El ladrón de minutos


Foto: Lalo R. Villar
Al éxtasis le siguió el sopor. A la épica de vencer a Luis Enrique, el aburrimiento de enfrentarse a Caparrós. Suele suceder. "La racha es la antesala del fallo", decía un entrenador, porque nada dura eternamente. El Granada convirtió el entusiasmo en bostezo, durante gran parte del encuentro, y de la segunda parte quedó tanta exclamación de gol propio frustrado como alivio por el ajeno.

El fútbol engaña. Parece un relato con planteamiento, nudo y desenlace. Prima en teoría el final, el ordinal que resume cada temporada. Todo mentira. El fútbol es el instante o su breve sucesión porque a cada alegría le seguirá una tristeza y viceversa. Poco importan los trofeos que acumulan polvo en sus vitrinas. Hay que beberse el fútbol a sorbos. Serán al cabo recuerdos, envasados al vacío.

Nadie sabe cómo concluirá la campaña. Aún pudiera hundirse el equipo. Eso no afearía una semana perfecta para el celtismo. Victoria en el Camp Nou, de la que se hará recuento, llamando a sus protagonistas, conforme vayan envejeciendo, para que narren cómo el Gato volaba a ras de suelo. Y guinda con la convocatoria internacional de Nolito. El vestuario, cuando Del Bosque pronunció su nombre, lo celebró con griterío. El griterío que se prolonga en el estadio, cuando se anuncia al andaluz por megafonía. Porque en Nolito, como individuo, se condensan las ilusiones colectivas de esta época. Hasta la lluvia saluda a Nolito con un aguacero breve e intenso, que precede al pitido inicial y ablanda el campo. Por esto se juega a cámara lenta, sin grandes alardes en la primera parte aunque la afición celebre lo que se le deja.

Nolito, que jugó en el Granada, es hoy el ídolo del Celta. A Roberto, que se formó en el Celta, un sector de la grada lo abuchea y le corea el "tonto, tonto" cuando se equivoca. Nada permanece. Todo cambia. Aquella áspera eliminatoria por el ascenso con los granadinos convirtió a Roberto en enemigo a ojos de algunos, pese a que siempre deja en el contestador celeste mensajes de cariño. Y quizás Nolito, algún día, se haga extranjero en el afecto de Balaídos, por muy descabellado que suene. Sería eso, otro instante; en realidad, otro Nolito, porque es imposible pitarle a aquel Roberto de intenso acento chantadino, que con tanta ilusión acudía cada día a A Madroa. Sí a este que se hace trasunto de su técnico y convierte el juego en un imagen estática.

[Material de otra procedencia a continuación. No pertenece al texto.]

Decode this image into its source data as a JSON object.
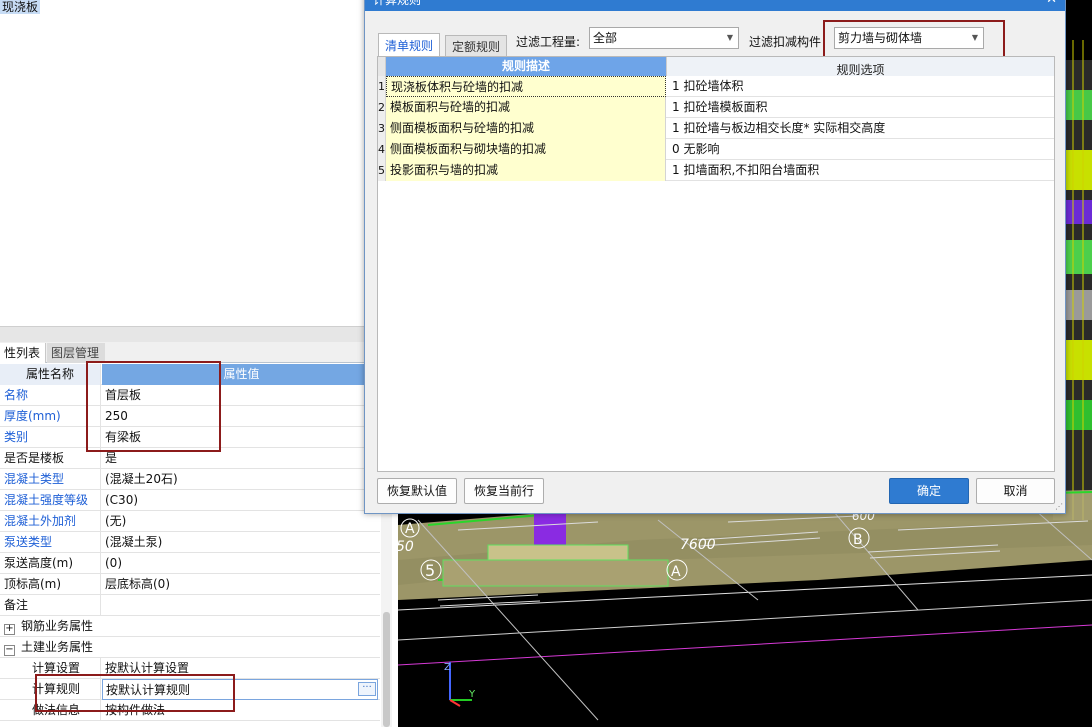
{
  "left": {
    "tree_node": "现浇板",
    "tabs": [
      "性列表",
      "图层管理"
    ],
    "header": {
      "name": "属性名称",
      "value": "属性值"
    },
    "rows": [
      {
        "name": "名称",
        "value": "首层板",
        "blue": true
      },
      {
        "name": "厚度(mm)",
        "value": "250",
        "blue": true
      },
      {
        "name": "类别",
        "value": "有梁板",
        "blue": true
      },
      {
        "name": "是否是楼板",
        "value": "是",
        "blue": false
      },
      {
        "name": "混凝土类型",
        "value": "(混凝土20石)",
        "blue": true
      },
      {
        "name": "混凝土强度等级",
        "value": "(C30)",
        "blue": true
      },
      {
        "name": "混凝土外加剂",
        "value": "(无)",
        "blue": true
      },
      {
        "name": "泵送类型",
        "value": "(混凝土泵)",
        "blue": true
      },
      {
        "name": "泵送高度(m)",
        "value": "(0)",
        "blue": false
      },
      {
        "name": "顶标高(m)",
        "value": "层底标高(0)",
        "blue": false
      },
      {
        "name": "备注",
        "value": "",
        "blue": false
      }
    ],
    "groups": [
      {
        "sign": "+",
        "label": "钢筋业务属性"
      },
      {
        "sign": "−",
        "label": "土建业务属性"
      }
    ],
    "sub_rows": [
      {
        "name": "计算设置",
        "value": "按默认计算设置"
      },
      {
        "name": "计算规则",
        "value": "按默认计算规则",
        "button": "···"
      },
      {
        "name": "做法信息",
        "value": "按构件做法"
      }
    ]
  },
  "viewport": {
    "labels": {
      "axis_a1": "A",
      "axis_a2": "A",
      "axis_b": "B",
      "num_5": "5",
      "dim_7600": "7600",
      "dim_50": "50",
      "dim_600": "600",
      "axis_y": "Y",
      "axis_z": "Z"
    }
  },
  "dialog": {
    "title": "计算规则",
    "close": "✕",
    "tabs": [
      "清单规则",
      "定额规则"
    ],
    "filter_quantity_label": "过滤工程量:",
    "filter_quantity_value": "全部",
    "filter_member_label": "过滤扣减构件",
    "filter_member_value": "剪力墙与砌体墙",
    "grid_header": {
      "desc": "规则描述",
      "option": "规则选项"
    },
    "rules": [
      {
        "no": "1",
        "desc": "现浇板体积与砼墙的扣减",
        "option": "1  扣砼墙体积"
      },
      {
        "no": "2",
        "desc": "模板面积与砼墙的扣减",
        "option": "1  扣砼墙模板面积"
      },
      {
        "no": "3",
        "desc": "侧面模板面积与砼墙的扣减",
        "option": "1  扣砼墙与板边相交长度* 实际相交高度"
      },
      {
        "no": "4",
        "desc": "侧面模板面积与砌块墙的扣减",
        "option": "0  无影响"
      },
      {
        "no": "5",
        "desc": "投影面积与墙的扣减",
        "option": "1  扣墙面积,不扣阳台墙面积"
      }
    ],
    "buttons": {
      "restore_default": "恢复默认值",
      "restore_row": "恢复当前行",
      "ok": "确定",
      "cancel": "取消"
    }
  },
  "colors": {
    "accent": "#2f7bd1",
    "highlight_box": "#8c1b1b",
    "rule_desc_bg": "#ffffcf"
  }
}
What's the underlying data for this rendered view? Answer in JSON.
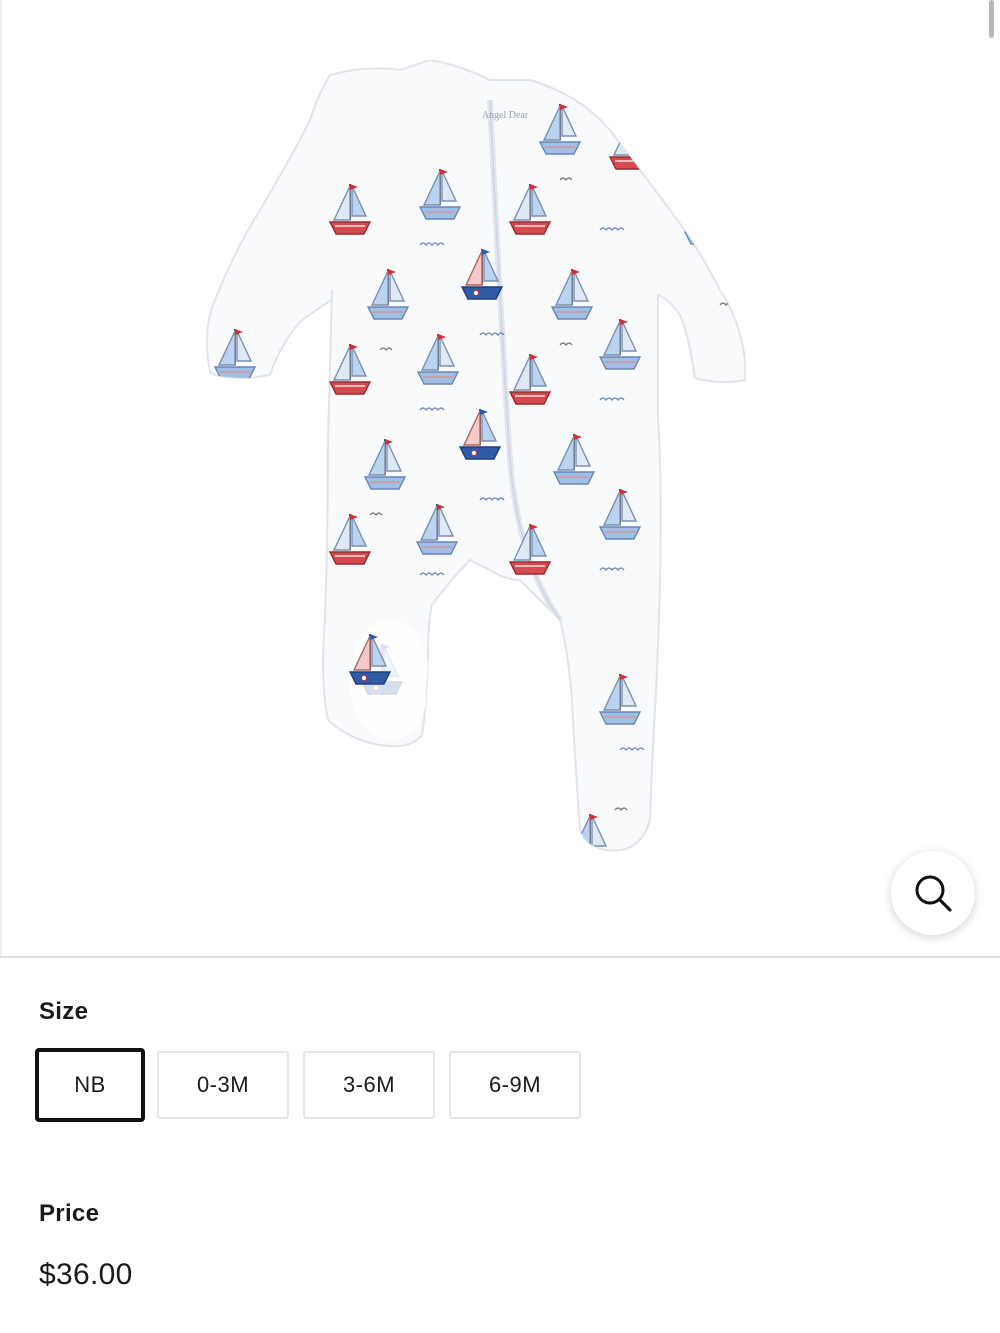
{
  "product_image": {
    "alt": "",
    "brand_tag": "Angel Dear"
  },
  "zoom": {
    "icon": "search-icon"
  },
  "size": {
    "label": "Size",
    "options": [
      "NB",
      "0-3M",
      "3-6M",
      "6-9M"
    ],
    "selected": "NB"
  },
  "price": {
    "label": "Price",
    "value": "$36.00"
  },
  "colors": {
    "selected_border": "#111111",
    "option_border": "#e6e6e6",
    "boat_blue": "#9fc0e6",
    "boat_navy": "#2f5aa8",
    "boat_red": "#c8323a"
  }
}
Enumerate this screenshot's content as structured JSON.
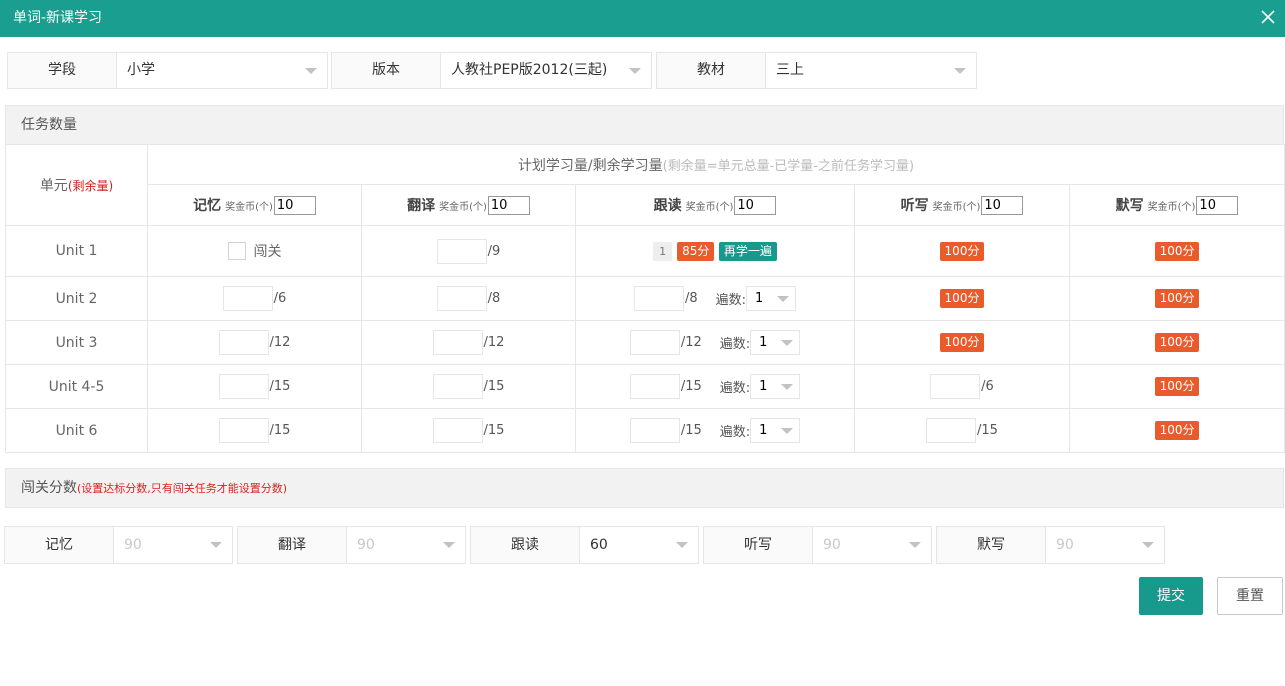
{
  "dialog": {
    "title": "单词-新课学习",
    "close_icon": "close-icon"
  },
  "filters": [
    {
      "label": "学段",
      "value": "小学"
    },
    {
      "label": "版本",
      "value": "人教社PEP版2012(三起)"
    },
    {
      "label": "教材",
      "value": "三上"
    }
  ],
  "tasks": {
    "section_title": "任务数量",
    "unit_header": "单元",
    "unit_header_note": "(剩余量)",
    "plan_header": "计划学习量/剩余学习量",
    "plan_header_note": "(剩余量=单元总量-已学量-之前任务学习量)",
    "coin_label": "奖金币(个)",
    "columns": [
      {
        "name": "记忆",
        "coins": "10"
      },
      {
        "name": "翻译",
        "coins": "10"
      },
      {
        "name": "跟读",
        "coins": "10"
      },
      {
        "name": "听写",
        "coins": "10"
      },
      {
        "name": "默写",
        "coins": "10"
      }
    ],
    "pass_label": "闯关",
    "times_label": "遍数:",
    "rows": [
      {
        "unit": "Unit 1",
        "memory_total": "",
        "translate_total": "/9",
        "read_count": "1",
        "read_score": "85分",
        "read_again": "再学一遍",
        "dictation_score": "100分",
        "write_score": "100分"
      },
      {
        "unit": "Unit 2",
        "memory_total": "/6",
        "translate_total": "/8",
        "read_total": "/8",
        "read_times": "1",
        "dictation_score": "100分",
        "write_score": "100分"
      },
      {
        "unit": "Unit 3",
        "memory_total": "/12",
        "translate_total": "/12",
        "read_total": "/12",
        "read_times": "1",
        "dictation_score": "100分",
        "write_score": "100分"
      },
      {
        "unit": "Unit 4-5",
        "memory_total": "/15",
        "translate_total": "/15",
        "read_total": "/15",
        "read_times": "1",
        "dictation_total": "/6",
        "write_score": "100分"
      },
      {
        "unit": "Unit 6",
        "memory_total": "/15",
        "translate_total": "/15",
        "read_total": "/15",
        "read_times": "1",
        "dictation_total": "/15",
        "write_score": "100分"
      }
    ]
  },
  "scores": {
    "section_title": "闯关分数",
    "section_note": "(设置达标分数,只有闯关任务才能设置分数)",
    "items": [
      {
        "label": "记忆",
        "value": "90",
        "enabled": false
      },
      {
        "label": "翻译",
        "value": "90",
        "enabled": false
      },
      {
        "label": "跟读",
        "value": "60",
        "enabled": true
      },
      {
        "label": "听写",
        "value": "90",
        "enabled": false
      },
      {
        "label": "默写",
        "value": "90",
        "enabled": false
      }
    ]
  },
  "actions": {
    "submit": "提交",
    "reset": "重置"
  },
  "colors": {
    "accent": "#1a9e8f",
    "badge_orange": "#ea5b2c",
    "note_red": "#e02020"
  }
}
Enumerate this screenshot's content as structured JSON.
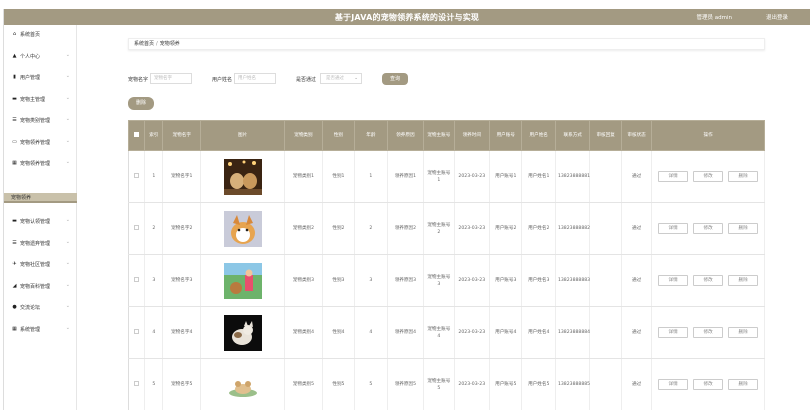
{
  "header": {
    "title": "基于JAVA的宠物领养系统的设计与实现",
    "user": "管理员 admin",
    "logout": "退出登录"
  },
  "sidebar": {
    "items": [
      {
        "label": "系统首页",
        "icon": "home-icon",
        "glyph": "⌂"
      },
      {
        "label": "个人中心",
        "icon": "user-icon",
        "glyph": "▲"
      },
      {
        "label": "用户管理",
        "icon": "chart-icon",
        "glyph": "▮"
      },
      {
        "label": "宠物主管理",
        "icon": "folder-icon",
        "glyph": "▬"
      },
      {
        "label": "宠物类别管理",
        "icon": "sliders-icon",
        "glyph": "☰"
      },
      {
        "label": "宠物领养管理",
        "icon": "monitor-icon",
        "glyph": "▭"
      },
      {
        "label": "宠物领养管理",
        "icon": "grid-icon",
        "glyph": "▦"
      },
      {
        "label": "宠物认领管理",
        "icon": "book-icon",
        "glyph": "▬"
      },
      {
        "label": "宠物遗弃管理",
        "icon": "list-icon",
        "glyph": "☰"
      },
      {
        "label": "宠物社区管理",
        "icon": "pin-icon",
        "glyph": "✈"
      },
      {
        "label": "宠物百科管理",
        "icon": "graph-icon",
        "glyph": "◢"
      },
      {
        "label": "交流论坛",
        "icon": "location-icon",
        "glyph": "●"
      },
      {
        "label": "系统管理",
        "icon": "grid-icon",
        "glyph": "▦"
      }
    ],
    "active_sub": "宠物领养"
  },
  "breadcrumb": {
    "home": "系统首页",
    "separator": "/",
    "current": "宠物领养"
  },
  "filters": {
    "pet_name_label": "宠物名字",
    "pet_name_placeholder": "宠物名字",
    "username_label": "用户姓名",
    "username_placeholder": "用户姓名",
    "approved_label": "是否通过",
    "approved_placeholder": "是否通过",
    "search_button": "查询"
  },
  "delete_button": "删除",
  "table": {
    "headers": [
      "索引",
      "宠物名字",
      "图片",
      "宠物类别",
      "性别",
      "年龄",
      "领养原因",
      "宠物主账号",
      "领养时间",
      "用户账号",
      "用户姓名",
      "联系方式",
      "审核回复",
      "审核状态",
      "操作"
    ],
    "rows": [
      {
        "index": "1",
        "name": "宠物名字1",
        "category": "宠物类别1",
        "gender": "性别1",
        "age": "1",
        "reason": "领养原因1",
        "owner": "宠物主账号1",
        "time": "2023-03-23",
        "account": "用户账号1",
        "username": "用户姓名1",
        "phone": "13823888881",
        "reply": "",
        "status": "通过",
        "image": "dogs-icon"
      },
      {
        "index": "2",
        "name": "宠物名字2",
        "category": "宠物类别2",
        "gender": "性别2",
        "age": "2",
        "reason": "领养原因2",
        "owner": "宠物主账号2",
        "time": "2023-03-23",
        "account": "用户账号2",
        "username": "用户姓名2",
        "phone": "13823888882",
        "reply": "",
        "status": "通过",
        "image": "dog-icon"
      },
      {
        "index": "3",
        "name": "宠物名字3",
        "category": "宠物类别3",
        "gender": "性别3",
        "age": "3",
        "reason": "领养原因3",
        "owner": "宠物主账号3",
        "time": "2023-03-23",
        "account": "用户账号3",
        "username": "用户姓名3",
        "phone": "13823888883",
        "reply": "",
        "status": "通过",
        "image": "girl-dog-icon"
      },
      {
        "index": "4",
        "name": "宠物名字4",
        "category": "宠物类别4",
        "gender": "性别4",
        "age": "4",
        "reason": "领养原因4",
        "owner": "宠物主账号4",
        "time": "2023-03-23",
        "account": "用户账号4",
        "username": "用户姓名4",
        "phone": "13823888884",
        "reply": "",
        "status": "通过",
        "image": "cat-icon"
      },
      {
        "index": "5",
        "name": "宠物名字5",
        "category": "宠物类别5",
        "gender": "性别5",
        "age": "5",
        "reason": "领养原因5",
        "owner": "宠物主账号5",
        "time": "2023-03-23",
        "account": "用户账号5",
        "username": "用户姓名5",
        "phone": "13823888885",
        "reply": "",
        "status": "通过",
        "image": "puppy-icon"
      }
    ],
    "ops": {
      "detail": "详情",
      "edit": "修改",
      "delete": "删除"
    }
  },
  "colors": {
    "accent": "#a39a82",
    "accent_light": "#c9c1aa"
  }
}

El mismo río es en verdad siempre otro río. El mismo partido contiene mil partidos. El de ayer, no tanto por lo que sucede sino porque el Granada lo trocea, interrumpiéndolo. El método que Caparrós practica como nadie. A base de robar minuto a minuto, guarda en su bolsillo campeonatos enteros. Caparrós es al fútbol como aquella nada de "La historia interminable", que se iba extendiendo, devorando el universo.

Siempre juega Caparrós a arrullar al rival hasta dormirlo o desesperarlo. Saca al campo a sus jugadores más talentosos cuando percibe en los célticos ese inicio de ansiedad. Su plan falla porque Rochina salta al campo con la bota torcida, pero en lo demás se cumple al milímetro. De cada dolor hacen los granadinos una muerte dramática; de cada saque de puerta, una condena a cadena perpetua. Así que los aficionados, cuando el encuentro concluye, no saben bien qué sentir. 17.023 almas en la noche destemplada se sienten insatisfechos porque han acariciado el empate y en tal sentido les hubiera gustado un minuto más para seguir tentando a Roberto. Y están a la vez contentos de que Caparrós, que los tenía congelados en su burbuja, en una especie de bucle que retrocedía cada acción a la interrupción anterior, abra la puerta y los libere mientras les susurra: "Podéis ir en paz".